The other feature that a number of ‘No’ voters shared was a suspicion of authority. The heavy messaging of the prime minister and other ‘Yes’ campaigners could have alienated many prospective ‘Yes’ voters, including some Indigenous people themselves.

Some of this may be linked to a suspicion of state power, politicians and the professional progressives more generally.

It is possible that some ‘No’ voters were persuaded by the campaign’s ‘unity’ arguments. In a country that now lionises ‘social cohesion’ as an effect of ‘multiculturalism’, the idea of special privileges for one particular ethnic group may have seemed anathema to the ideals of unity.

The ‘Yes’ campaigners denounced this argument as calumny conjured by right-wing broadcast and social media. Commentary and opinion articles in the Murdoch media have been singled out as ‘muddying’ the debate and confusing voters.

As a great deal of research has shown, however, media messaging usually just reinforces existing ways of thinking and frames of knowledge. People choose their media and its form of messaging according to pre-existing opinions, experiences and sensibilities.

That is, their primary knowledge systems.

People’s media consumption habits are quite stable. Murdoch readers and viewers were already consuming that sort of media before the proposed referendum was announced. 

Similarly, social media algorithms customise messaging according to the users’ established tastes, preferences and patterns of media consumption. In other words, users received the messages they wanted to receive.

The Voice referendum forced voters to sift their knowledge systems and vote only ‘Yes’ or ‘No’. This binary choice simply subsumed the complexity of the issue, without regard for the equally complex knowledge systems of voters.  

This doesn’t mean that people are eternally gullible, fixed or incapable of change. It simply means that knowledge systems are actually more nuanced than political and social leaders often appreciate. Knowledge systems are intrinsically porous and capable of new learnings and change.

That’s precisely why voters switched from 60:40 in favour of the Voice to 60:40 opposed.

Individuals are always alert to new ways of making sense of their world. So, just as the ‘Yes’ voters based their decision on reasoned arguments and intuitive responses to the world – ‘No’ voters did exactly the same thing.

Ultimately, though, the Voice referendum amendment, and the ‘Yes’ campaign more generally, failed to properly engage with the national psyche. The proof is in the result.

Aboriginal Australians have suffered from generational privations directly linked to the history of war, invasion, and exclusion.

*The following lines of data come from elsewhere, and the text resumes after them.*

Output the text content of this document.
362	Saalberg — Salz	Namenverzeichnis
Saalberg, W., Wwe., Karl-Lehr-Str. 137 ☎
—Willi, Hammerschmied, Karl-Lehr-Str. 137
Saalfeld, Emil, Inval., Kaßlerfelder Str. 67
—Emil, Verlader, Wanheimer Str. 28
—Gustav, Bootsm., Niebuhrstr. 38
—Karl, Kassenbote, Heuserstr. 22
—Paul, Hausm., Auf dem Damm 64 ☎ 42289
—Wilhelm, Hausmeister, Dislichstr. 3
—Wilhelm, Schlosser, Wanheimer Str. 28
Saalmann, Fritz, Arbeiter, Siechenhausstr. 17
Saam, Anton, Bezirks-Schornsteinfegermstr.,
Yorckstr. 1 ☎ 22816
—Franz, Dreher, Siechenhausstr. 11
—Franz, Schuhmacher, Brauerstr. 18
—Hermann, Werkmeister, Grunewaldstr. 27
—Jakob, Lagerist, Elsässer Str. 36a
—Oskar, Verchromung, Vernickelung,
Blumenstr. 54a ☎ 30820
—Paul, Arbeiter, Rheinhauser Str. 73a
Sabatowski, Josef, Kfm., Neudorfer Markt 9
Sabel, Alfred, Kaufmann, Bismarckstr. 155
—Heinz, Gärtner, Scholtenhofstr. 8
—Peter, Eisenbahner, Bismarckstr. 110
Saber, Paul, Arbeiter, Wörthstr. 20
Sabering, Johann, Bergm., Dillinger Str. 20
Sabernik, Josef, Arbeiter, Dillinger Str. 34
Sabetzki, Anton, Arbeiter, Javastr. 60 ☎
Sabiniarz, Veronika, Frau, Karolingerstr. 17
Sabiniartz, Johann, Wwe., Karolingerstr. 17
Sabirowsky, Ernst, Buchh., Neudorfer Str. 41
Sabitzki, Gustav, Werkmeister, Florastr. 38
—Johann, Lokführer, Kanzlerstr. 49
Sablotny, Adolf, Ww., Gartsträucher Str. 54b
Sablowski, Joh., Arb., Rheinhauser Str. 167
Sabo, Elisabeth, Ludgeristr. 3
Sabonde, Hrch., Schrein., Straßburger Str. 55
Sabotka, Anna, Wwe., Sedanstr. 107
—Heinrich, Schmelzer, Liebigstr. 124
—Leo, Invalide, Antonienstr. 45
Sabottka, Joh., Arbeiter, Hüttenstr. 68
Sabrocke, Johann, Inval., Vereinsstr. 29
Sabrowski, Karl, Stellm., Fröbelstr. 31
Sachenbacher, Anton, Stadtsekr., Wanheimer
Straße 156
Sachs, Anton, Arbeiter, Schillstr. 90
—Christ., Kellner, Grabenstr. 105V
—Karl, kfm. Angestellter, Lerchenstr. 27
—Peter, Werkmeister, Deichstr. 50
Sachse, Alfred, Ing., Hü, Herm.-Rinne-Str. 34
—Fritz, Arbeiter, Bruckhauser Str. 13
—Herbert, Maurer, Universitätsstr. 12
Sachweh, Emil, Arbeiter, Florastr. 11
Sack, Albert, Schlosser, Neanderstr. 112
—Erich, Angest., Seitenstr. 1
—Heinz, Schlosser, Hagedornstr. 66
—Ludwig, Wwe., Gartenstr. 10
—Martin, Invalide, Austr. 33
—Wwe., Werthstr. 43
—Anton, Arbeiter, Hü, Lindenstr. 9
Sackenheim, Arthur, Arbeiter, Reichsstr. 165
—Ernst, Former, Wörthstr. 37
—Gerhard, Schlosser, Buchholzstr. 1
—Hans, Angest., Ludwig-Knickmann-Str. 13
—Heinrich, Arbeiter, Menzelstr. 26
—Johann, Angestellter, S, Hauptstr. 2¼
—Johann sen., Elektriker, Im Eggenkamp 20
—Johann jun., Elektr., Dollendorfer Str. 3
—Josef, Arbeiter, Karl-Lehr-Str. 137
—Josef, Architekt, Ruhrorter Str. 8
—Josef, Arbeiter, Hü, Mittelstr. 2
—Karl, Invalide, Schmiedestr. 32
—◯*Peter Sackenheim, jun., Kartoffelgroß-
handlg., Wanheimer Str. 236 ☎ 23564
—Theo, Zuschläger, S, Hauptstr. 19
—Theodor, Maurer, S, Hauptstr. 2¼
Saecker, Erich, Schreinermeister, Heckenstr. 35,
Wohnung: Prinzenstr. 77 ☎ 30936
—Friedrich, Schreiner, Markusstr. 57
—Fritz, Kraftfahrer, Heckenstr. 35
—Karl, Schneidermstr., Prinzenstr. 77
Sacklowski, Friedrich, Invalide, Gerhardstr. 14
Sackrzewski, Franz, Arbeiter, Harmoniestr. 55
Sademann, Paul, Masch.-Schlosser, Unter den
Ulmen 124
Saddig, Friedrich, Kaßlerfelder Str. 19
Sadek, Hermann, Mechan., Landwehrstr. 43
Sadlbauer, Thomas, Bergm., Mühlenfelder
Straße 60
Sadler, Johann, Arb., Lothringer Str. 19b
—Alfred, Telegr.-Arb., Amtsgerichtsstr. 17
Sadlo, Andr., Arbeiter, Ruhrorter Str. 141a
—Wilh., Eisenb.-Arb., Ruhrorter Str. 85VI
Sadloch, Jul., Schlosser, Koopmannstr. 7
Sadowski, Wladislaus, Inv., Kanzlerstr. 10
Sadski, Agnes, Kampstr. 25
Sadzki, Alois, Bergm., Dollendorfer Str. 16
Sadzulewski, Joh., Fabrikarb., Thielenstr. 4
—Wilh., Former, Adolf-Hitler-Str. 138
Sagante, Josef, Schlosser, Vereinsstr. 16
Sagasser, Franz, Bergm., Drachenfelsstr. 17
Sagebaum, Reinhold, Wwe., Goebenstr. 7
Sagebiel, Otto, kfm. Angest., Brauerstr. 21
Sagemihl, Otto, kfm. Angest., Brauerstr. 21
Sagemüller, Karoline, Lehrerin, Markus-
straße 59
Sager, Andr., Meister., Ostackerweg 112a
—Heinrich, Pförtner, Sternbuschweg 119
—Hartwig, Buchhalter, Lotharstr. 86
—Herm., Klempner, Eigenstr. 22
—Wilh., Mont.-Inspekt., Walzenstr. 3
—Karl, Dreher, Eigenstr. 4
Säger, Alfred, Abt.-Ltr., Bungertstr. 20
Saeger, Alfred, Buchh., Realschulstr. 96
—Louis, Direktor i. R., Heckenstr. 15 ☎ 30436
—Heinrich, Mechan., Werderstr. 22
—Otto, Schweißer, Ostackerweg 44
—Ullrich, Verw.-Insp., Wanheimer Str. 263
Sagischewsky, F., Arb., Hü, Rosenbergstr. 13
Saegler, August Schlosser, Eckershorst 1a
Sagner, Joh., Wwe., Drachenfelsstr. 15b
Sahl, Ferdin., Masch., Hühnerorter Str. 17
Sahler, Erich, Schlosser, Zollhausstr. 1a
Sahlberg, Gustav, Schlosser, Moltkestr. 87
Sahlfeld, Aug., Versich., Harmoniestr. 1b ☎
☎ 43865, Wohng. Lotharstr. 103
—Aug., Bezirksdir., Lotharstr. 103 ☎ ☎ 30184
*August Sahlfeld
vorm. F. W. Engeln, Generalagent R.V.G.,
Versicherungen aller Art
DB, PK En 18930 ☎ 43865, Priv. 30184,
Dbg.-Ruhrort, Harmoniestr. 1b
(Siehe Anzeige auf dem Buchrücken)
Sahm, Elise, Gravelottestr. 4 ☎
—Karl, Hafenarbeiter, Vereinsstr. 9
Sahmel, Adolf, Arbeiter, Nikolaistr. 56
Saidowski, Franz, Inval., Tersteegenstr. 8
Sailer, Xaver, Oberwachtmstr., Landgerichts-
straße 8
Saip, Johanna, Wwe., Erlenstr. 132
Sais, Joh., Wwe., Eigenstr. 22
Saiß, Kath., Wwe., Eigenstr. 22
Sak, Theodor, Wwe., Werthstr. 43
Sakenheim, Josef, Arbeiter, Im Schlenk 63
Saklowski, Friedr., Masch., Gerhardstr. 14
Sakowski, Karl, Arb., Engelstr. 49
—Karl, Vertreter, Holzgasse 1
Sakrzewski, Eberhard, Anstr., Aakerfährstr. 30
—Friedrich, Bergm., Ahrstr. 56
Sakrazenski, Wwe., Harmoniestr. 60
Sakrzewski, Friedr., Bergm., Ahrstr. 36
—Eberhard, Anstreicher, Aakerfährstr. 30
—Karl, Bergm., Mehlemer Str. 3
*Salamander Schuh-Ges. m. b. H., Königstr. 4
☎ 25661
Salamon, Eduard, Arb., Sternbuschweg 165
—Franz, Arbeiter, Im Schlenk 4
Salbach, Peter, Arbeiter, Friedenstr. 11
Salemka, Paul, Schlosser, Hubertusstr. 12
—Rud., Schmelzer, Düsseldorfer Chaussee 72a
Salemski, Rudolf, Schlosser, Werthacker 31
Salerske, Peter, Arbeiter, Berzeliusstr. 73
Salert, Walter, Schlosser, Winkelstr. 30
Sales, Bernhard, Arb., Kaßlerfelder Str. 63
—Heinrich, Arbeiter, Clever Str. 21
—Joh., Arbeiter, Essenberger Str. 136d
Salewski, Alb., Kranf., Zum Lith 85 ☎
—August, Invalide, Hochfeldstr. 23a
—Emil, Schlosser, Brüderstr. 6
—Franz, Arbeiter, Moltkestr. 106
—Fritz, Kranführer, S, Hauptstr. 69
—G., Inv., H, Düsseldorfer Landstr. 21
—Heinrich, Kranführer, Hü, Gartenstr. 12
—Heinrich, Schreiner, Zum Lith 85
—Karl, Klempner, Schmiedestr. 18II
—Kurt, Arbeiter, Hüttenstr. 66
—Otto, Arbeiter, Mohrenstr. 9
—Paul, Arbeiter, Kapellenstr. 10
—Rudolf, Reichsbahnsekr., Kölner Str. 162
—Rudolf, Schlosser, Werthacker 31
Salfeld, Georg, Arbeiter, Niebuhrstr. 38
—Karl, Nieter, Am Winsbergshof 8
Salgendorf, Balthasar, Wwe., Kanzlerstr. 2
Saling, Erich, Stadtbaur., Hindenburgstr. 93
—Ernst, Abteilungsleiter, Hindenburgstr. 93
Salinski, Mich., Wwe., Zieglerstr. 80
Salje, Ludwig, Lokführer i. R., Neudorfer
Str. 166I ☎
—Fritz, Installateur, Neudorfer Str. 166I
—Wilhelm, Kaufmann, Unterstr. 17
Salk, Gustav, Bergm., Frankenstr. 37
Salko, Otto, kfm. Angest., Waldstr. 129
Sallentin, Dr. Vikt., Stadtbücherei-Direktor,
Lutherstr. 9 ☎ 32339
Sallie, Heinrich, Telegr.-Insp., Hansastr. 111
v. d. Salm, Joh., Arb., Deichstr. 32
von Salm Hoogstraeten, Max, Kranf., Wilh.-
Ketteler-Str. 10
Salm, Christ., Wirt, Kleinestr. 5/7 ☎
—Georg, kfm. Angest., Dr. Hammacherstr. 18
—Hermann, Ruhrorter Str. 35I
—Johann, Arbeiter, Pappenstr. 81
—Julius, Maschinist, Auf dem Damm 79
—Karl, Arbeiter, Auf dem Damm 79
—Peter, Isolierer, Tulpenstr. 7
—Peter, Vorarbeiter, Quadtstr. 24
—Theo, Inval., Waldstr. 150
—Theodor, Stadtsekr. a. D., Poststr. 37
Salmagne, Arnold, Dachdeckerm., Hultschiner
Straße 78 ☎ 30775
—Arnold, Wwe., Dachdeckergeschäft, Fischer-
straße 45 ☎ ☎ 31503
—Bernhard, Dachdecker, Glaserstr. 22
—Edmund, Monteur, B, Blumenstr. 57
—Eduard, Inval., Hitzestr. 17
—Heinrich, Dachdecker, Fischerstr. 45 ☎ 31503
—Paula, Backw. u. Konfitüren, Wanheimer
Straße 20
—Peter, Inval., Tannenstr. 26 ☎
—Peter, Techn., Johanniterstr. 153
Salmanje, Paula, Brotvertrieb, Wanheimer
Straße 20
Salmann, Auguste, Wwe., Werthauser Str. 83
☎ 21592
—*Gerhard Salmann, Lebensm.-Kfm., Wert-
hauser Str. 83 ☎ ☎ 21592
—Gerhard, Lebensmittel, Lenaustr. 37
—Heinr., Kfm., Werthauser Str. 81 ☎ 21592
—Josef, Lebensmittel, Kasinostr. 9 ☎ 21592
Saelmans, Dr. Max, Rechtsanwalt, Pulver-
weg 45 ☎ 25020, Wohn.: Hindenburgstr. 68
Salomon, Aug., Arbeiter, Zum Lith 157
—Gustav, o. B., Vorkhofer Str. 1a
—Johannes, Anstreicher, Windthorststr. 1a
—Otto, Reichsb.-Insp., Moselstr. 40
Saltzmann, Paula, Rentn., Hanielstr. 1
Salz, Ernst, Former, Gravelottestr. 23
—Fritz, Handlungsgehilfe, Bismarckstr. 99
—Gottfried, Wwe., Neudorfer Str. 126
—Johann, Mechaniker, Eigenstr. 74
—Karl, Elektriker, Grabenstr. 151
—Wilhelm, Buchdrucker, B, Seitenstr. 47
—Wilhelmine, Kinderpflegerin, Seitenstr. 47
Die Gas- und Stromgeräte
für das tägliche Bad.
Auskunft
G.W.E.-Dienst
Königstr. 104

This is an unequivocal fact.

And this fact should be a primary feature in all Australians’ history education.

Beyond that fact, though, we need a truth that engages with our national psyche and what it means to be a member of a complex modern nation like Australia.

In particular, we need to confront the violent hierarchies that define all modern nations, including Australia. Indigenous Australians should be central to a redress of these hierarchies. Not in isolation, but in relation to all other groups with particular social and economic needs. 

The framework of ‘inclusion’ is not enough in itself. It must be mediated with the redress of these hierarchies.

If we are to shift the national psyche, there needs to be more equitable sharing of the resources that comprise the nation’s wealth and wellbeing. In our view, no nation is worthy of itself, when significant communities of its people are excluded from that sharing.